GC21A-0491:
Assessment of the Coastal Landscape Response to Sea-Level Rise Using a Decision-Support Framework

Tuesday, 16 December 2014
Erika E Lentz1, E Robert Thieler1, Nathaniel G Plant2, Sawyer Stippa1, Radley M Horton3 and Dean B Gesch4, (1)U.S. Geological Survey, Woods Hole, MA, United States, (2)U.S Geological Survey, Coastal and Marine Science Center, Saint Petersburg, FL, United States, (3)Columbia University/NASA GISS, New York, NY, United States, (4)US Geological Survey, Sioux Falls, SD, United States
Abstract:
Identifying the form and nature of coastal landscape changes that may occur in response to future sea-level rise (SLR) is essential to support decision making for resource allocation that improves climate change resilience. Both natural ecosystems and the built environment are subject to these changes and require associated resilience assessments. Existing assessments of coastal change driven by SLR typically focus on two categories of coastal response: 1) inundation by flooding as the water level rises; and 2) dynamic change resulting from movement of landforms and/or ecosystems. Results from these assessments are not always straightforward to apply in a decision support context, as it can be unclear what the dominant response type may be in a given coastal setting (e.g., barrier island, headland, wetland, forest). Furthermore, an important decision support element is to capture and clearly convey the associated uncertainty of both the underlying datasets (e.g., elevation) and climate drivers (e.g., relative SLR).

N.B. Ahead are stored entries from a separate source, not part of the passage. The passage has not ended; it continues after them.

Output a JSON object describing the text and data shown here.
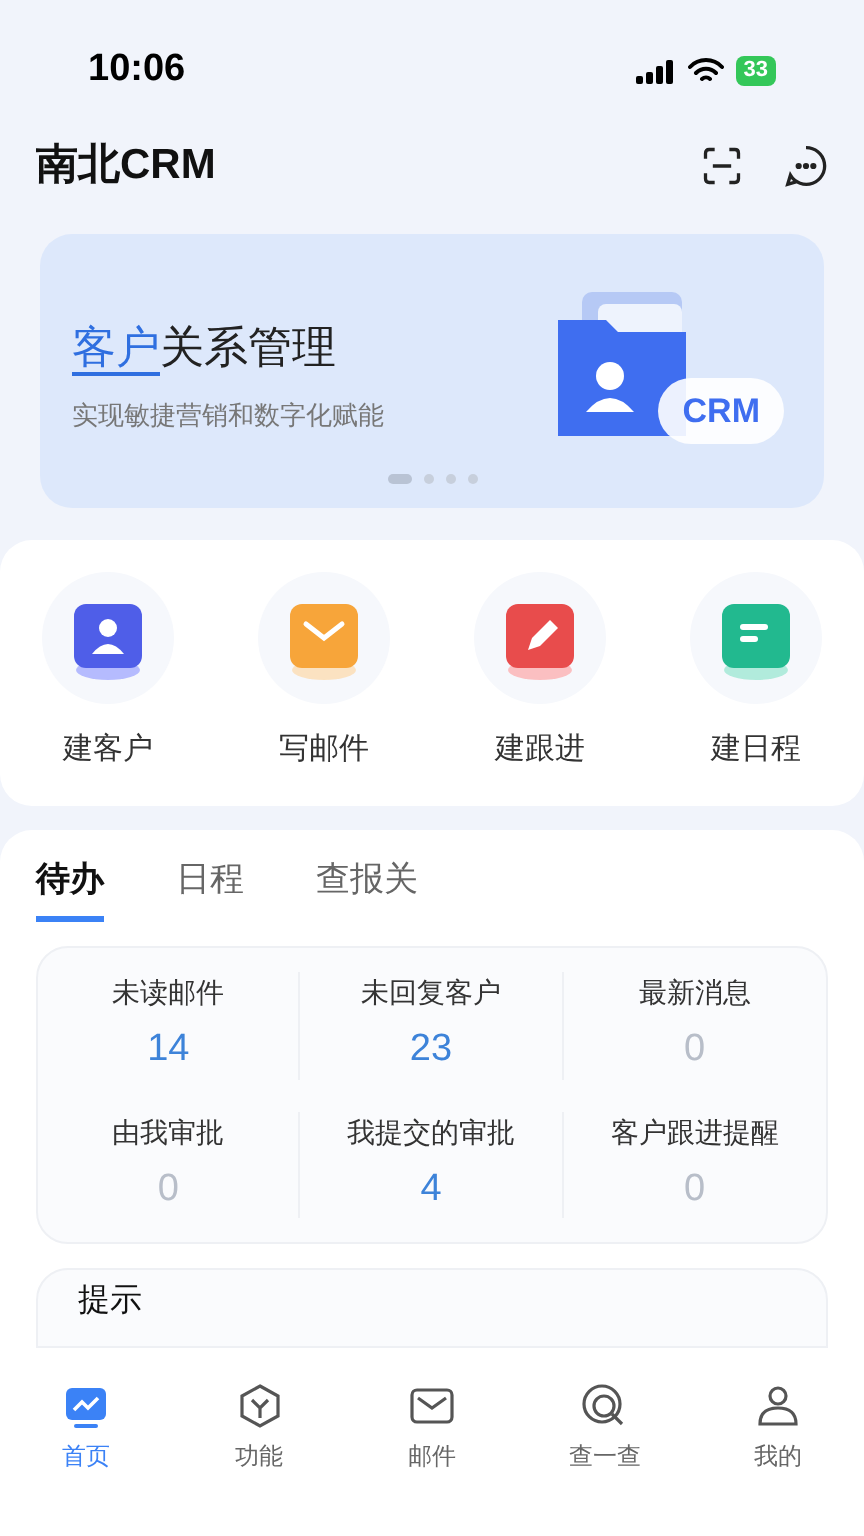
{
  "status_bar": {
    "time": "10:06",
    "battery": "33"
  },
  "header": {
    "title": "南北CRM"
  },
  "banner": {
    "title_highlight": "客户",
    "title_rest": "关系管理",
    "subtitle": "实现敏捷营销和数字化赋能",
    "badge": "CRM",
    "pages": [
      {
        "selected": true
      },
      {
        "selected": false
      },
      {
        "selected": false
      },
      {
        "selected": false
      }
    ]
  },
  "quick_actions": [
    {
      "label": "建客户",
      "kind": "customer"
    },
    {
      "label": "写邮件",
      "kind": "mail"
    },
    {
      "label": "建跟进",
      "kind": "followup"
    },
    {
      "label": "建日程",
      "kind": "schedule"
    }
  ],
  "tabs": [
    {
      "label": "待办",
      "selected": true
    },
    {
      "label": "日程",
      "selected": false
    },
    {
      "label": "查报关",
      "selected": false
    }
  ],
  "stats": [
    {
      "label": "未读邮件",
      "value": "14",
      "muted": false
    },
    {
      "label": "未回复客户",
      "value": "23",
      "muted": false
    },
    {
      "label": "最新消息",
      "value": "0",
      "muted": true
    },
    {
      "label": "由我审批",
      "value": "0",
      "muted": true
    },
    {
      "label": "我提交的审批",
      "value": "4",
      "muted": false
    },
    {
      "label": "客户跟进提醒",
      "value": "0",
      "muted": true
    }
  ],
  "hint_card": {
    "title": "提示"
  },
  "bottom_nav": [
    {
      "label": "首页",
      "kind": "home",
      "selected": true
    },
    {
      "label": "功能",
      "kind": "features",
      "selected": false
    },
    {
      "label": "邮件",
      "kind": "mail",
      "selected": false
    },
    {
      "label": "查一查",
      "kind": "search",
      "selected": false
    },
    {
      "label": "我的",
      "kind": "me",
      "selected": false
    }
  ]
}
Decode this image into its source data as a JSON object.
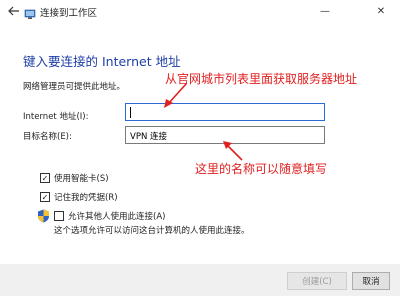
{
  "window": {
    "title": "连接到工作区",
    "back_icon": "back-arrow-icon",
    "minimize_symbol": "—",
    "close_symbol": "✕"
  },
  "main": {
    "heading": "键入要连接的 Internet 地址",
    "subtext": "网络管理员可提供此地址。",
    "internet_label": "Internet 地址(I):",
    "internet_value": "",
    "dest_label": "目标名称(E):",
    "dest_value": "VPN 连接"
  },
  "options": {
    "smartcard": {
      "label": "使用智能卡(S)",
      "checked": true
    },
    "remember": {
      "label": "记住我的凭据(R)",
      "checked": true
    },
    "allow_others": {
      "label": "允许其他人使用此连接(A)",
      "checked": false
    },
    "allow_desc": "这个选项允许可以访问这台计算机的人使用此连接。"
  },
  "annotations": {
    "top": "从官网城市列表里面获取服务器地址",
    "bottom": "这里的名称可以随意填写",
    "color": "#e02020"
  },
  "footer": {
    "create_label": "创建(C)",
    "cancel_label": "取消"
  },
  "colors": {
    "heading": "#1f3fa8",
    "focus_border": "#2a6ad8"
  }
}
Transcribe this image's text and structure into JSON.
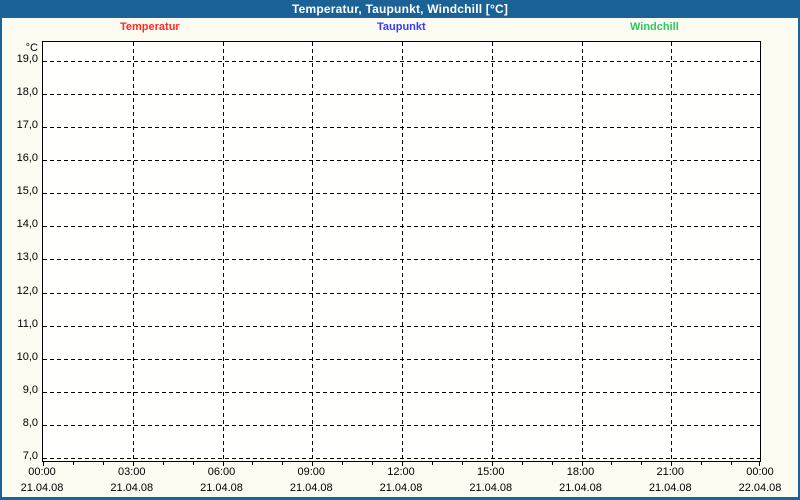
{
  "window": {
    "title": "Temperatur, Taupunkt, Windchill [°C]"
  },
  "legend": {
    "items": [
      {
        "label": "Temperatur",
        "color": "#ff2a24"
      },
      {
        "label": "Taupunkt",
        "color": "#3a3aff"
      },
      {
        "label": "Windchill",
        "color": "#2cc95f"
      }
    ]
  },
  "chart_data": {
    "type": "line",
    "title": "Temperatur, Taupunkt, Windchill [°C]",
    "ylabel": "°C",
    "xlabel": "",
    "ylim": [
      7.0,
      19.0
    ],
    "y_tick_labels": [
      "19,0",
      "18,0",
      "17,0",
      "16,0",
      "15,0",
      "14,0",
      "13,0",
      "12,0",
      "11,0",
      "10,0",
      "9,0",
      "8,0",
      "7,0"
    ],
    "y_tick_values": [
      19.0,
      18.0,
      17.0,
      16.0,
      15.0,
      14.0,
      13.0,
      12.0,
      11.0,
      10.0,
      9.0,
      8.0,
      7.0
    ],
    "x_ticks": [
      {
        "time": "00:00",
        "date": "21.04.08"
      },
      {
        "time": "03:00",
        "date": "21.04.08"
      },
      {
        "time": "06:00",
        "date": "21.04.08"
      },
      {
        "time": "09:00",
        "date": "21.04.08"
      },
      {
        "time": "12:00",
        "date": "21.04.08"
      },
      {
        "time": "15:00",
        "date": "21.04.08"
      },
      {
        "time": "18:00",
        "date": "21.04.08"
      },
      {
        "time": "21:00",
        "date": "21.04.08"
      },
      {
        "time": "00:00",
        "date": "22.04.08"
      }
    ],
    "minor_x_ticks_per_major_interval": 2,
    "grid": "dashed",
    "legend_position": "top",
    "series": [
      {
        "name": "Temperatur",
        "color": "#ff2a24",
        "values": []
      },
      {
        "name": "Taupunkt",
        "color": "#3a3aff",
        "values": []
      },
      {
        "name": "Windchill",
        "color": "#2cc95f",
        "values": []
      }
    ]
  },
  "colors": {
    "titlebar": "#1b6296",
    "frame": "#1b6296",
    "content_background": "#fbfbf2",
    "plot_background": "#fffffe",
    "grid": "#000000"
  }
}
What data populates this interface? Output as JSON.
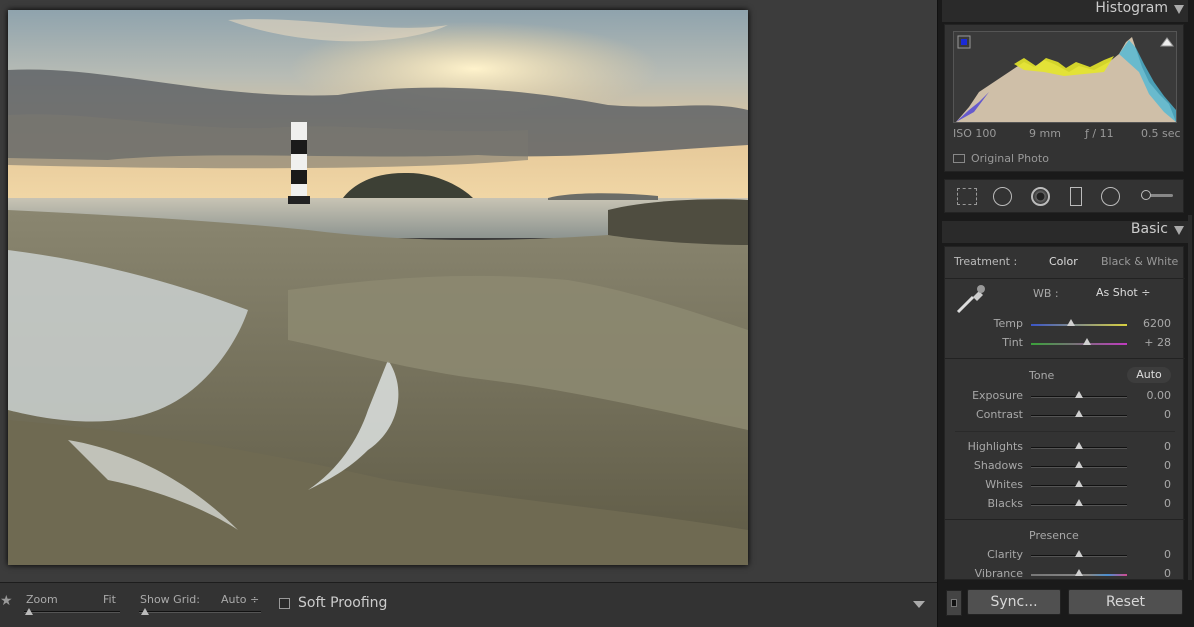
{
  "toolbar": {
    "zoom_label": "Zoom",
    "zoom_value": "Fit",
    "grid_label": "Show Grid:",
    "grid_value": "Auto ÷",
    "soft_proofing_label": "Soft Proofing"
  },
  "histogram": {
    "title": "Histogram",
    "iso": "ISO 100",
    "focal": "9 mm",
    "aperture": "ƒ / 11",
    "shutter": "0.5 sec",
    "original_photo_label": "Original Photo"
  },
  "tools": [
    "crop-overlay-icon",
    "spot-removal-icon",
    "red-eye-icon",
    "graduated-filter-icon",
    "radial-filter-icon",
    "adjustment-brush-icon"
  ],
  "basic": {
    "title": "Basic",
    "treatment_label": "Treatment :",
    "treatment_color": "Color",
    "treatment_bw": "Black & White",
    "wb_label": "WB :",
    "wb_value": "As Shot ÷",
    "temp": {
      "label": "Temp",
      "value": "6200",
      "pos": 0.42
    },
    "tint": {
      "label": "Tint",
      "value": "+ 28",
      "pos": 0.58
    },
    "tone_label": "Tone",
    "auto_label": "Auto",
    "exposure": {
      "label": "Exposure",
      "value": "0.00",
      "pos": 0.5
    },
    "contrast": {
      "label": "Contrast",
      "value": "0",
      "pos": 0.5
    },
    "highlights": {
      "label": "Highlights",
      "value": "0",
      "pos": 0.5
    },
    "shadows": {
      "label": "Shadows",
      "value": "0",
      "pos": 0.5
    },
    "whites": {
      "label": "Whites",
      "value": "0",
      "pos": 0.5
    },
    "blacks": {
      "label": "Blacks",
      "value": "0",
      "pos": 0.5
    },
    "presence_label": "Presence",
    "clarity": {
      "label": "Clarity",
      "value": "0",
      "pos": 0.5
    },
    "vibrance": {
      "label": "Vibrance",
      "value": "0",
      "pos": 0.5
    }
  },
  "buttons": {
    "sync": "Sync...",
    "reset": "Reset"
  },
  "colors": {
    "panel_bg": "#333333",
    "workspace_bg": "#3c3c3c"
  }
}
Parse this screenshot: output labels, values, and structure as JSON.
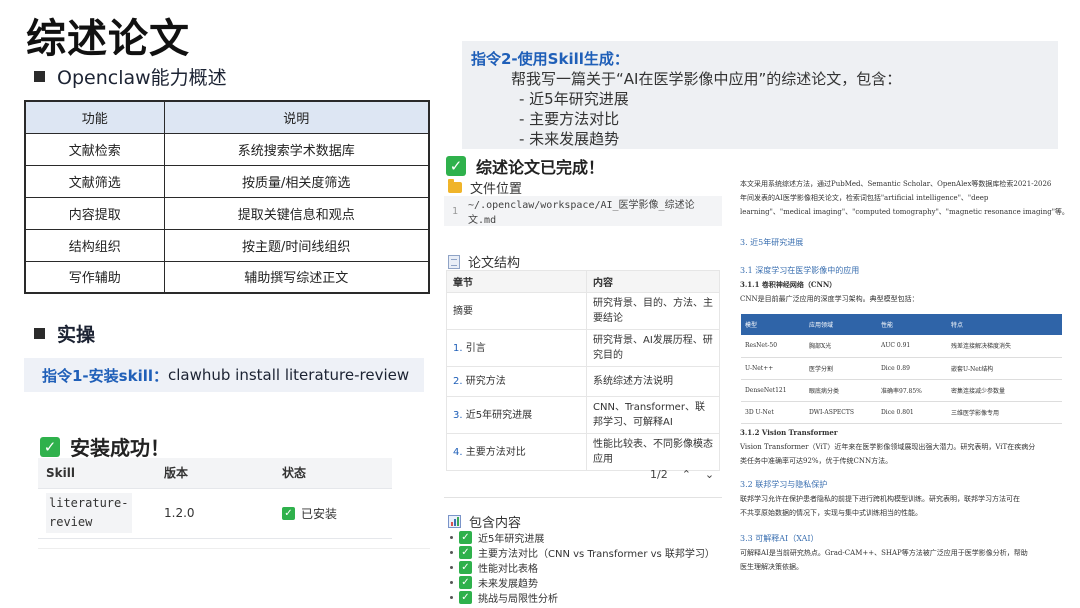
{
  "title": "综述论文",
  "section_ability": "Openclaw能力概述",
  "ability_table": {
    "headers": [
      "功能",
      "说明"
    ],
    "rows": [
      [
        "文献检索",
        "系统搜索学术数据库"
      ],
      [
        "文献筛选",
        "按质量/相关度筛选"
      ],
      [
        "内容提取",
        "提取关键信息和观点"
      ],
      [
        "结构组织",
        "按主题/时间线组织"
      ],
      [
        "写作辅助",
        "辅助撰写综述正文"
      ]
    ]
  },
  "section_practice": "实操",
  "command1": {
    "label": "指令1-安装skill：",
    "value": "clawhub install literature-review"
  },
  "install": {
    "title": "安装成功！",
    "headers": [
      "Skill",
      "版本",
      "状态"
    ],
    "skill": "literature-review",
    "version": "1.2.0",
    "status": "已安装"
  },
  "command2": {
    "label": "指令2-使用Skill生成：",
    "prompt": "帮我写一篇关于“AI在医学影像中应用”的综述论文，包含：",
    "bullets": [
      "- 近5年研究进展",
      "- 主要方法对比",
      "- 未来发展趋势"
    ]
  },
  "result": {
    "done_title": "综述论文已完成！",
    "file_location_label": "文件位置",
    "code_line_no": "1",
    "file_path": "~/.openclaw/workspace/AI_医学影像_综述论文.md",
    "structure_label": "论文结构",
    "structure_headers": [
      "章节",
      "内容"
    ],
    "structure_rows": [
      {
        "num": "",
        "section": "摘要",
        "content": "研究背景、目的、方法、主要结论"
      },
      {
        "num": "1.",
        "section": "引言",
        "content": "研究背景、AI发展历程、研究目的"
      },
      {
        "num": "2.",
        "section": "研究方法",
        "content": "系统综述方法说明"
      },
      {
        "num": "3.",
        "section": "近5年研究进展",
        "content": "CNN、Transformer、联邦学习、可解释AI"
      },
      {
        "num": "4.",
        "section": "主要方法对比",
        "content": "性能比较表、不同影像模态应用"
      }
    ],
    "pager": "1/2",
    "contains_label": "包含内容",
    "contains": [
      "近5年研究进展",
      "主要方法对比（CNN vs Transformer vs 联邦学习）",
      "性能对比表格",
      "未来发展趋势",
      "挑战与局限性分析"
    ]
  },
  "document": {
    "intro_lines": [
      "本文采用系统综述方法，通过PubMed、Semantic Scholar、OpenAlex等数据库检索2021-2026",
      "年间发表的AI医学影像相关论文，检索词包括\"artificial intelligence\"、\"deep",
      "learning\"、\"medical imaging\"、\"computed tomography\"、\"magnetic resonance imaging\"等。"
    ],
    "h3": "3. 近5年研究进展",
    "h31": "3.1 深度学习在医学影像中的应用",
    "h311": "3.1.1 卷积神经网络（CNN）",
    "cnn_text": "CNN是目前最广泛应用的深度学习架构。典型模型包括：",
    "table_headers": [
      "模型",
      "应用领域",
      "性能",
      "特点"
    ],
    "table_rows": [
      [
        "ResNet-50",
        "胸部X光",
        "AUC 0.91",
        "残差连接解决梯度消失"
      ],
      [
        "U-Net++",
        "医学分割",
        "Dice 0.89",
        "嵌套U-Net结构"
      ],
      [
        "DenseNet121",
        "眼底病分类",
        "准确率97.85%",
        "密集连接减少参数量"
      ],
      [
        "3D U-Net",
        "DWI-ASPECTS",
        "Dice 0.801",
        "三维医学影像专用"
      ]
    ],
    "h312": "3.1.2 Vision Transformer",
    "vit_lines": [
      "Vision Transformer（ViT）近年来在医学影像领域展现出强大潜力。研究表明，ViT在疾病分",
      "类任务中准确率可达92%，优于传统CNN方法。"
    ],
    "h32": "3.2 联邦学习与隐私保护",
    "fl_lines": [
      "联邦学习允许在保护患者隐私的前提下进行跨机构模型训练。研究表明，联邦学习方法可在",
      "不共享原始数据的情况下，实现与集中式训练相当的性能。"
    ],
    "h33": "3.3 可解释AI（XAI）",
    "xai_lines": [
      "可解释AI是当前研究热点。Grad-CAM++、SHAP等方法被广泛应用于医学影像分析，帮助",
      "医生理解决策依据。"
    ]
  }
}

We developed a Bayesian network model of SLR assessment that uses publicly available geospatial datasets—land cover, elevation, and vertical land movement—and their associated uncertainties to generate probabilistic predictions of those areas likely to inundate versus dynamically respond to various SLR scenarios. SLR projections were generated using multiple sources of information, including Coupled Model Intercomparison Project Phase 5 (CMIP5) models. Model outputs include predictions of potential future land-surface elevation and coastal response type at landscape (>100 km) to local (5-10 km) scales for the Northeastern U.S., commensurate with decision-making needs. The probabilistic approach allows us to objectively and transparently describe prediction certainty to decision makers. From this approach, we are also able to highlight areas in which more data or knowledge may be needed to provide a stronger basis for decision making.